İlk Derece Mahkemesi kararının özeti: ... İdare Mahkemesi'nce verilen … tarih ve E:…, K:… sayılı kararda; davacıya ait akaryakıt istasyonunda 17/08/014 tarihinde yapılan denetimde istasyonun 2 nolu yer altı tankından ve 5-6 nolu pompalardan alınan akaryakıt numunelerinin akredite laboratuvarında incelendiği, anılan numunelerin ulusal marker seviyelerinin "geçersiz", akaryakıtın teknik düzenlemelere "aykırı" ve söz konusu numunenin yüksek kükürtlü kaynama noktası ve yüksek petrol fraksiyonu ile "tağşiş" edildiğinin Karadeniz Teknik Üniversitesi'nin E14-0312/M ve E14-0315/M nolu raporları ile tespit edildiği, ayrıca vaziyet planında 5 adet tank görülmesine rağmen 4 tankın otomasyon sistemine bağlı olduğu, bir adet tankın ise bağlı olmadığının tespit edildiği, dosyada yer alan bilgi, belge ve soruşturma raporu ile subuta erdiği anlaşıldığından, ulusal marker seviyesi geçersiz, teknik düzenlemelere aykırı ve tağşiş edilmiş akaryakıt ikmal ettiği laboratuvar analizi sonucu düzenlenen rapor ile saptanan davacı şirkete, 5015 sayılı Petrol Piyasası Kanunun'un 19. maddesinin ikinci fıkrasının (a) bendinin (3) numaralı alt bendi uyarınca idarî para cezası verilmesine ilişkin dava konusu Kurul kararında hukuka aykırılık bulunmadığı sonucuna varılmıştır.
Öte yandan, davacı şirket tarafından 5015 sayılı Kanun'un 20. maddesinin birinci fıkrası uyarınca aykırılıkların giderilmesi için 15 günlük sürenin verilmediği iddia edilmekte ise de, anılan düzenlemenin idari yaptırım uygulanmasına yönelik bir düzenleme olduğu dikkate alındığında davacının bu iddiasına itibar edilmemiştir.
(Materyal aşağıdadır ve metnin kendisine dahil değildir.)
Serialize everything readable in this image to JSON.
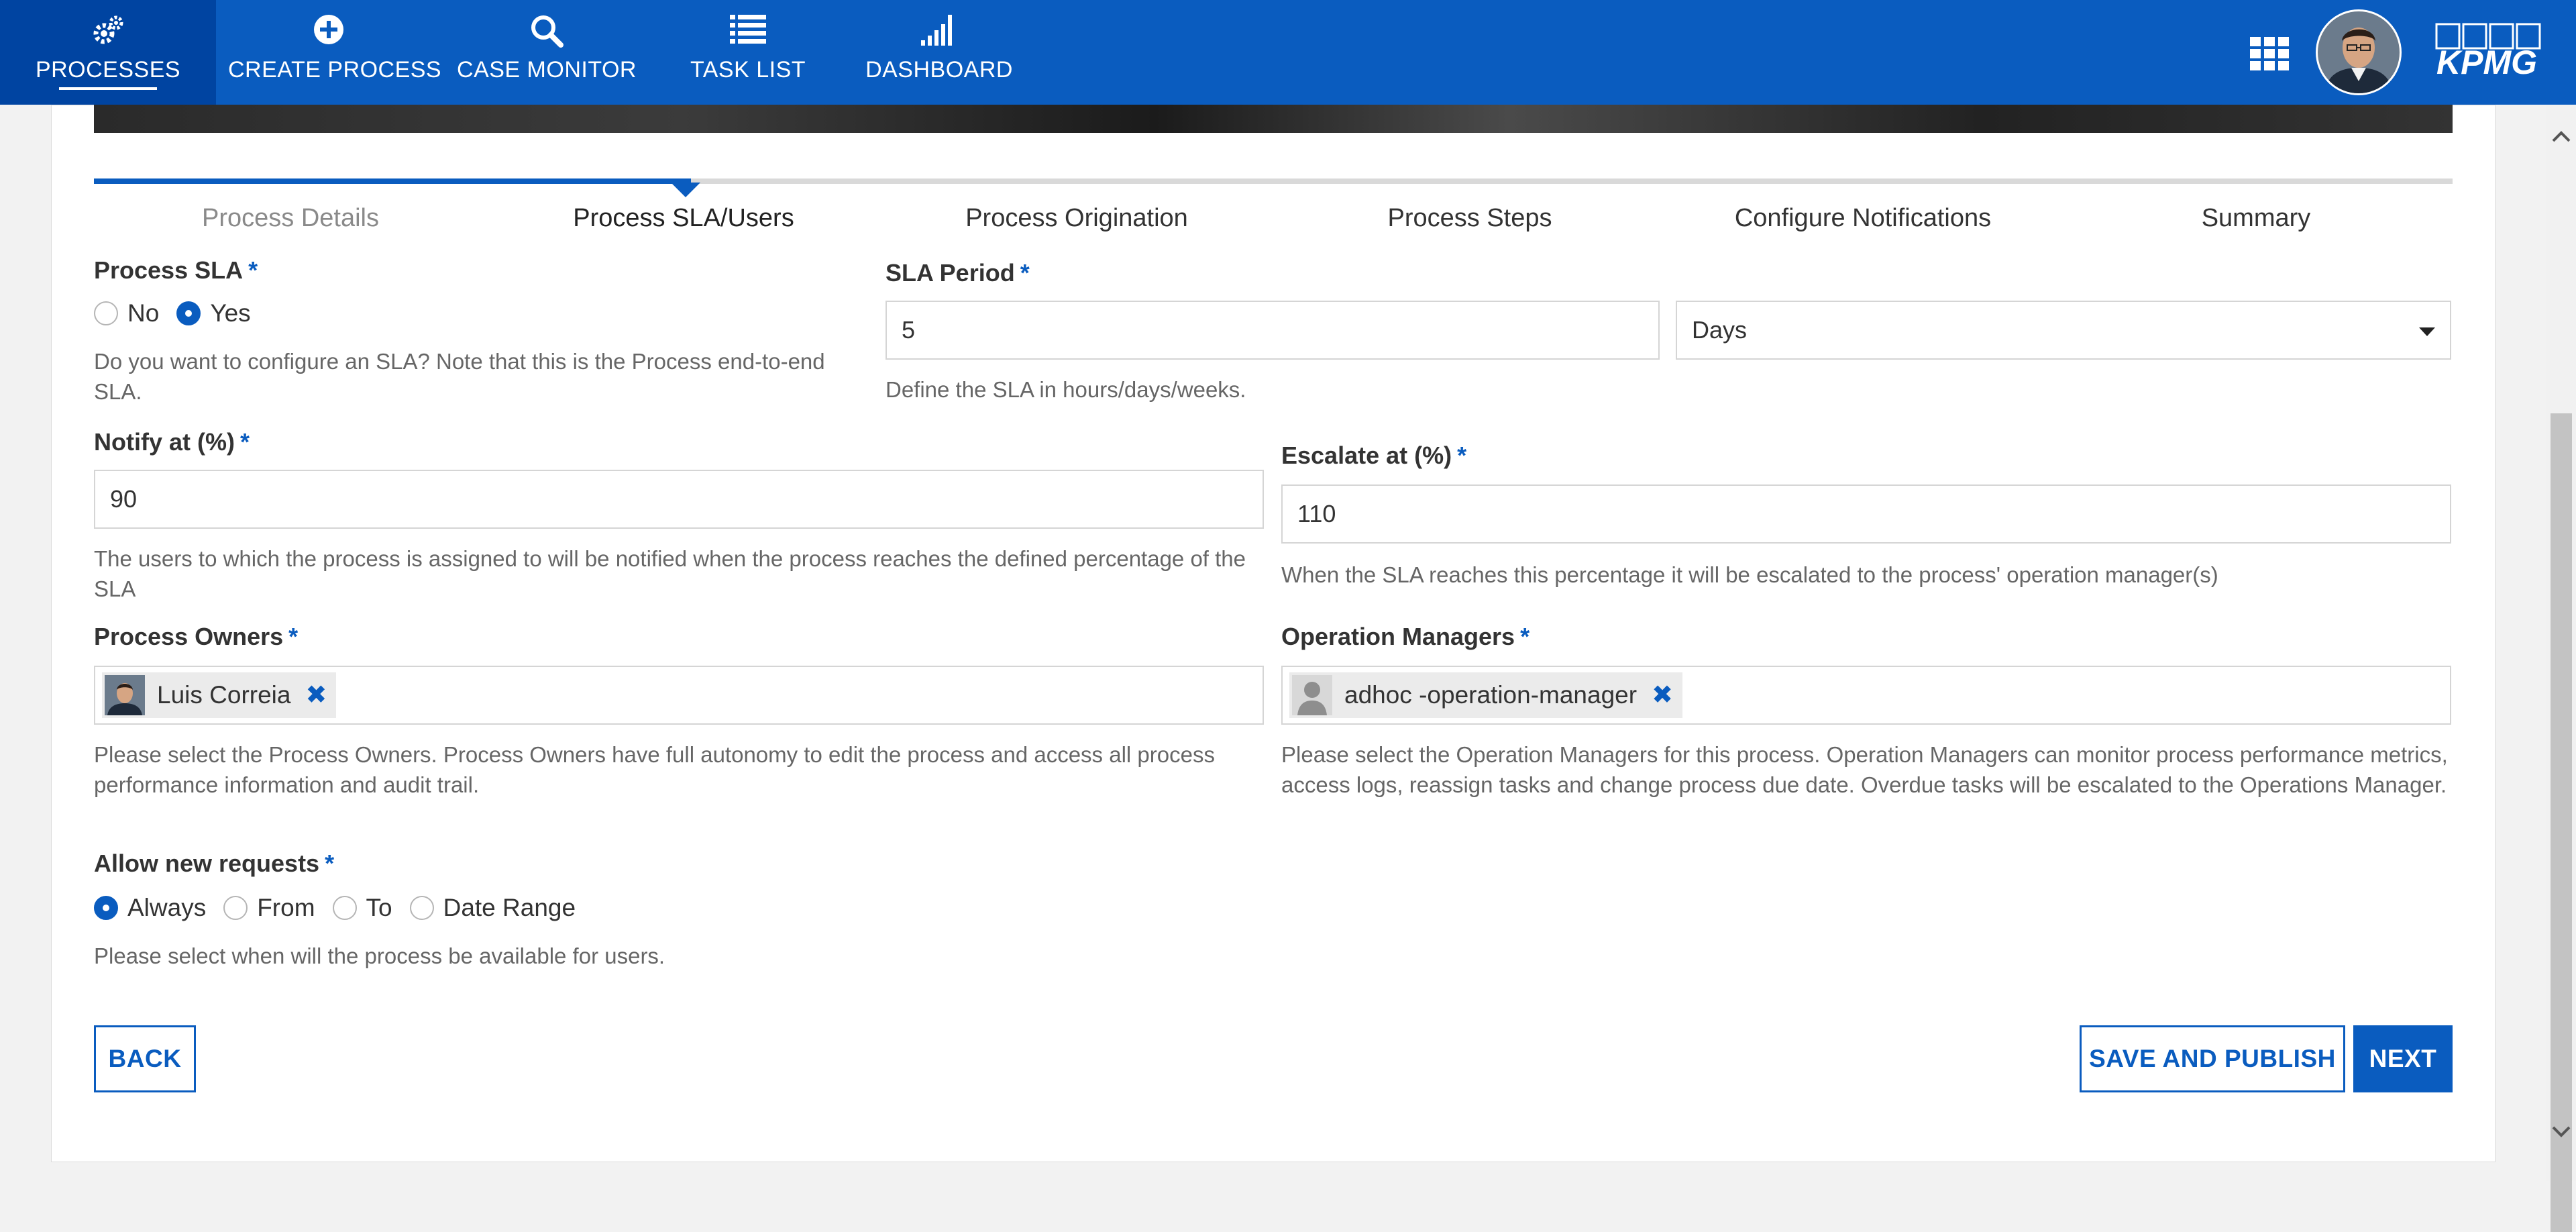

Ayrıca davacının, 4 ve 5 numaralı tanklardan alınan numunelerin ulusal marker seviyesi geçerli çıkmasına rağmen tankların mühürlendiğine dair iddiasının, ayrı bir dava konusu olduğu anlaşıldığından davacının bu iddiasına da itibar edilmemiştir.
Belirtilen gerekçelerle dava konusu işlem hukuka uygun bulunarak davanın reddine karar verilmiştir.
Bölge İdare Mahkemesi kararının özeti: ... Bölge İdare Mahkemesi ... İdari Dava Dairesi'nce; istinaf başvurusuna konu İdare Mahkemesi kararının usul ve hukuka uygun olduğu ve davacı tarafından ileri sürülen iddiaların söz konusu kararın kaldırılmasını sağlayacak nitelikte görülmediği belirtilerek 2577 sayılı Kanun'un 45. maddesinin 3. fıkrası uyarınca davalının istinaf başvurusunun reddine karar verilmiştir.

TEMYİZ EDENİN İDDİALARI : Davacı tarafından, maddi durumunun araştırılmadan ceza verilmesinin hukuki olmadığı, 4 ve 5 nolu yer altı tanklarına ait numunelerin ulusal marker seviyelerinin geçerli sonuç vermesine rağmen söz konusu tankların da süresiz mühürlendiği, teknik düzenlemelere aykırı herhangi bir akaryakıt türünü piyasaya arz etmediği ileri sürülmektedir.

KARŞI TARAFIN SAVUNMASI : Davalı idare tarafından, temyiz dilekçesinde davacı tarafından ileri sürülen nedenlerin kararın bozulmasını gerektirecek nitelikte olmadığı belirtilerek istemin reddi gerektiği savunulmuştur.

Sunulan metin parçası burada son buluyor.